Mi papá se separó de su abuela. Estaba casado con mi mamá, y un día se separó de su abuela… Mi mamá le preparaba horchata con huevo, mientras cocía a fuego lento, arroz con caramelo.
CAPÍTULO II. - La carta de la abuela.
Todo parecía que era paz en aquel pueblo, había día, había noche, había bautizos, habían entierros. Hasta que un día, sin avisar, entró a la casa Juan el cartero, que en medio de la sala entregó esa lúgubre misiva; esa carta terrorífica, que asustó… hasta a los muertos:
“Querido Pablo, mi nietecito lindo,
Te escribo desde el frente de batalla. Los barcos enemigos no dejan de llegar a la costa. Y por más que he intentado olvidarte, cada bala, cada bomba… me hiere, como hiere tu recuerdo.
Pensé que enlistarme en el ejército, sería la cura a todos mis males. Que borraría tu cara con cada muerte registrada. Y es por eso, que cuando llenaba el formulario con mis datos personales, en la casilla “Profesión u oficio”, puse: “Sniper”. Aunque no hubiera disparado ni un insulto, ni una piedra… aunque siempre he sido tildada de cobarde.
Como una esquirla de granada alcanzó a mi Comandante, me vi obligada a tomar el mando y hasta fungir de General. No por mérito, ni jerarquía; sino por no haber nadie en su lugar.
De pronto me convertí en la personificación del mal. Una fuerza misteriosa tomó mi alma y fue así, que aquel día sin saber cómo, aniquilé a mil ochocientos efectivos sin dudar. Al día siguiente hundí a cien navíos, derribé cincuenta aviones enemigos, y qué decir, de los tanques y de los negros submarinos… me los hice pasados con tocino.
Estaba sola contra el mundo. No había fuerza que pudiera derrotarme. Tuve vía libre al ser nombrada Presidente, Dictadora, Arzobispo ¡Y hasta Papa! -Extrañamente-. Y así en la cima, de un monte helado, me convertí en Dalia-Lama, ¡Y después, en Anticristo! Mi poder no se comparaba.

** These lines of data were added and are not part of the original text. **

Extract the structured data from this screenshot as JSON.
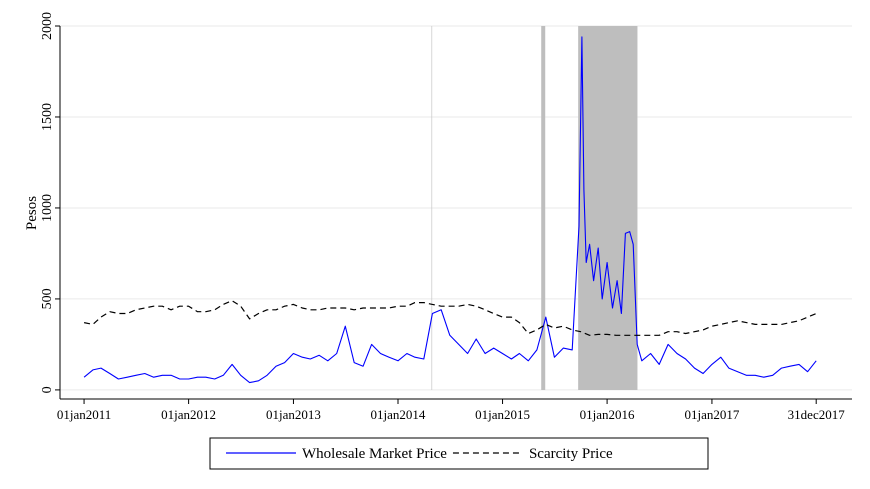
{
  "chart_data": {
    "type": "line",
    "y_label": "Pesos",
    "ylim": [
      -50,
      2000
    ],
    "yticks": [
      0,
      500,
      1000,
      1500,
      2000
    ],
    "grid": true,
    "xlim": [
      "2010-10-09",
      "2018-05-05"
    ],
    "xticks": [
      {
        "value": "2011-01-01",
        "label": "01jan2011"
      },
      {
        "value": "2012-01-01",
        "label": "01jan2012"
      },
      {
        "value": "2013-01-01",
        "label": "01jan2013"
      },
      {
        "value": "2014-01-01",
        "label": "01jan2014"
      },
      {
        "value": "2015-01-01",
        "label": "01jan2015"
      },
      {
        "value": "2016-01-01",
        "label": "01jan2016"
      },
      {
        "value": "2017-01-01",
        "label": "01jan2017"
      },
      {
        "value": "2017-12-31",
        "label": "31dec2017"
      }
    ],
    "shaded_periods": [
      [
        "2014-04-27",
        "2014-04-28"
      ],
      [
        "2015-05-16",
        "2015-05-30"
      ],
      [
        "2015-09-22",
        "2016-04-16"
      ]
    ],
    "shade_color": "#bebebe",
    "legend_position": "bottom",
    "series": [
      {
        "name": "Wholesale Market Price",
        "color": "#0000ff",
        "dashed": false,
        "x": [
          "2011-01-01",
          "2011-02-01",
          "2011-03-01",
          "2011-04-01",
          "2011-05-01",
          "2011-06-01",
          "2011-07-01",
          "2011-08-01",
          "2011-09-01",
          "2011-10-01",
          "2011-11-01",
          "2011-12-01",
          "2012-01-01",
          "2012-02-01",
          "2012-03-01",
          "2012-04-01",
          "2012-05-01",
          "2012-06-01",
          "2012-07-01",
          "2012-08-01",
          "2012-09-01",
          "2012-10-01",
          "2012-11-01",
          "2012-12-01",
          "2013-01-01",
          "2013-02-01",
          "2013-03-01",
          "2013-04-01",
          "2013-05-01",
          "2013-06-01",
          "2013-07-01",
          "2013-08-01",
          "2013-09-01",
          "2013-10-01",
          "2013-11-01",
          "2013-12-01",
          "2014-01-01",
          "2014-02-01",
          "2014-03-01",
          "2014-04-01",
          "2014-05-01",
          "2014-06-01",
          "2014-07-01",
          "2014-08-01",
          "2014-09-01",
          "2014-10-01",
          "2014-11-01",
          "2014-12-01",
          "2015-01-01",
          "2015-02-01",
          "2015-03-01",
          "2015-04-01",
          "2015-05-01",
          "2015-06-01",
          "2015-07-01",
          "2015-08-01",
          "2015-09-01",
          "2015-09-25",
          "2015-10-05",
          "2015-10-12",
          "2015-10-20",
          "2015-11-01",
          "2015-11-15",
          "2015-12-01",
          "2015-12-15",
          "2016-01-01",
          "2016-01-20",
          "2016-02-05",
          "2016-02-20",
          "2016-03-05",
          "2016-03-20",
          "2016-04-01",
          "2016-04-15",
          "2016-05-01",
          "2016-06-01",
          "2016-07-01",
          "2016-08-01",
          "2016-09-01",
          "2016-10-01",
          "2016-11-01",
          "2016-12-01",
          "2017-01-01",
          "2017-02-01",
          "2017-03-01",
          "2017-04-01",
          "2017-05-01",
          "2017-06-01",
          "2017-07-01",
          "2017-08-01",
          "2017-09-01",
          "2017-10-01",
          "2017-11-01",
          "2017-12-01",
          "2017-12-31"
        ],
        "values": [
          70,
          110,
          120,
          90,
          60,
          70,
          80,
          90,
          70,
          80,
          80,
          60,
          60,
          70,
          70,
          60,
          80,
          140,
          80,
          40,
          50,
          80,
          130,
          150,
          200,
          180,
          170,
          190,
          160,
          200,
          350,
          150,
          130,
          250,
          200,
          180,
          160,
          200,
          180,
          170,
          420,
          440,
          300,
          250,
          200,
          280,
          200,
          230,
          200,
          170,
          200,
          160,
          220,
          400,
          180,
          230,
          220,
          900,
          1940,
          1100,
          700,
          800,
          600,
          780,
          500,
          700,
          450,
          600,
          420,
          860,
          870,
          800,
          250,
          160,
          200,
          140,
          250,
          200,
          170,
          120,
          90,
          140,
          180,
          120,
          100,
          80,
          80,
          70,
          80,
          120,
          130,
          140,
          100,
          160
        ]
      },
      {
        "name": "Scarcity Price",
        "color": "#000000",
        "dashed": true,
        "x": [
          "2011-01-01",
          "2011-02-01",
          "2011-03-01",
          "2011-04-01",
          "2011-05-01",
          "2011-06-01",
          "2011-07-01",
          "2011-08-01",
          "2011-09-01",
          "2011-10-01",
          "2011-11-01",
          "2011-12-01",
          "2012-01-01",
          "2012-02-01",
          "2012-03-01",
          "2012-04-01",
          "2012-05-01",
          "2012-06-01",
          "2012-07-01",
          "2012-08-01",
          "2012-09-01",
          "2012-10-01",
          "2012-11-01",
          "2012-12-01",
          "2013-01-01",
          "2013-02-01",
          "2013-03-01",
          "2013-04-01",
          "2013-05-01",
          "2013-06-01",
          "2013-07-01",
          "2013-08-01",
          "2013-09-01",
          "2013-10-01",
          "2013-11-01",
          "2013-12-01",
          "2014-01-01",
          "2014-02-01",
          "2014-03-01",
          "2014-04-01",
          "2014-05-01",
          "2014-06-01",
          "2014-07-01",
          "2014-08-01",
          "2014-09-01",
          "2014-10-01",
          "2014-11-01",
          "2014-12-01",
          "2015-01-01",
          "2015-02-01",
          "2015-03-01",
          "2015-04-01",
          "2015-05-01",
          "2015-06-01",
          "2015-07-01",
          "2015-08-01",
          "2015-09-01",
          "2015-10-01",
          "2015-11-01",
          "2015-12-01",
          "2016-01-01",
          "2016-02-01",
          "2016-03-01",
          "2016-04-01",
          "2016-05-01",
          "2016-06-01",
          "2016-07-01",
          "2016-08-01",
          "2016-09-01",
          "2016-10-01",
          "2016-11-01",
          "2016-12-01",
          "2017-01-01",
          "2017-02-01",
          "2017-03-01",
          "2017-04-01",
          "2017-05-01",
          "2017-06-01",
          "2017-07-01",
          "2017-08-01",
          "2017-09-01",
          "2017-10-01",
          "2017-11-01",
          "2017-12-01",
          "2017-12-31"
        ],
        "values": [
          370,
          360,
          400,
          430,
          420,
          420,
          440,
          450,
          460,
          460,
          440,
          460,
          460,
          430,
          430,
          440,
          470,
          490,
          460,
          390,
          420,
          440,
          440,
          460,
          470,
          450,
          440,
          440,
          450,
          450,
          450,
          440,
          450,
          450,
          450,
          450,
          460,
          460,
          480,
          480,
          470,
          460,
          460,
          460,
          470,
          460,
          440,
          420,
          400,
          400,
          370,
          310,
          330,
          360,
          340,
          350,
          330,
          320,
          300,
          305,
          305,
          300,
          300,
          300,
          300,
          300,
          300,
          320,
          320,
          310,
          320,
          330,
          350,
          360,
          370,
          380,
          370,
          360,
          360,
          360,
          360,
          370,
          380,
          400,
          420
        ]
      }
    ]
  }
}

Todo parecía ser normal, todo correcto. Tenía el mundo ante mis pies… Y no es mentira, era perfecto. Hasta que un día, de una nube… cayó una gota y dulcemente… me trajo a la memoria tu cara triste e inocente; y entonces comprendí que no hay poder que sea más fuerte… que el poder del fiel amor, de una avestruz y una serpiente.
Y es así que decidí renunciar a los honores; huir lejos de aquí, escapar sin seguidores ¿Ir al espacio? ¿Al destierro? ¿O morir llena de flores? Ser olvido, ser silencio, dejar de oler, perder colores. Pero antes de mutar en la más triste y negra nada, llené mis venas de valor y escribí esta breve carta.
Concluyendo que no sé, por qué un día nos separamos… Solo recuerdo… era domingo y hacías frijoles con helado. Yo te miraba, y de repente… ya no estabas, te habías marchado… pasó un minuto y diez segundos, y no se oían ya tus pasos; solo escuché un alarido, y una explosión dentro del baño, y fue que huí lejos de allí, pues tu mi amor me habías dejado. Y nunca más supe de ti… Adiós mi amor, adiós mi Pablo”.
CAPÍTULO III. - La respuesta.
Mi papá, sin perder su acostumbrada serenidad; miró por tres segundos a Juan el cartero… tomó un lápiz, papel y escribió:
“Querida abuela, fui al baño. Al salir ya no estabas. Te espero para cenar. Pablo”.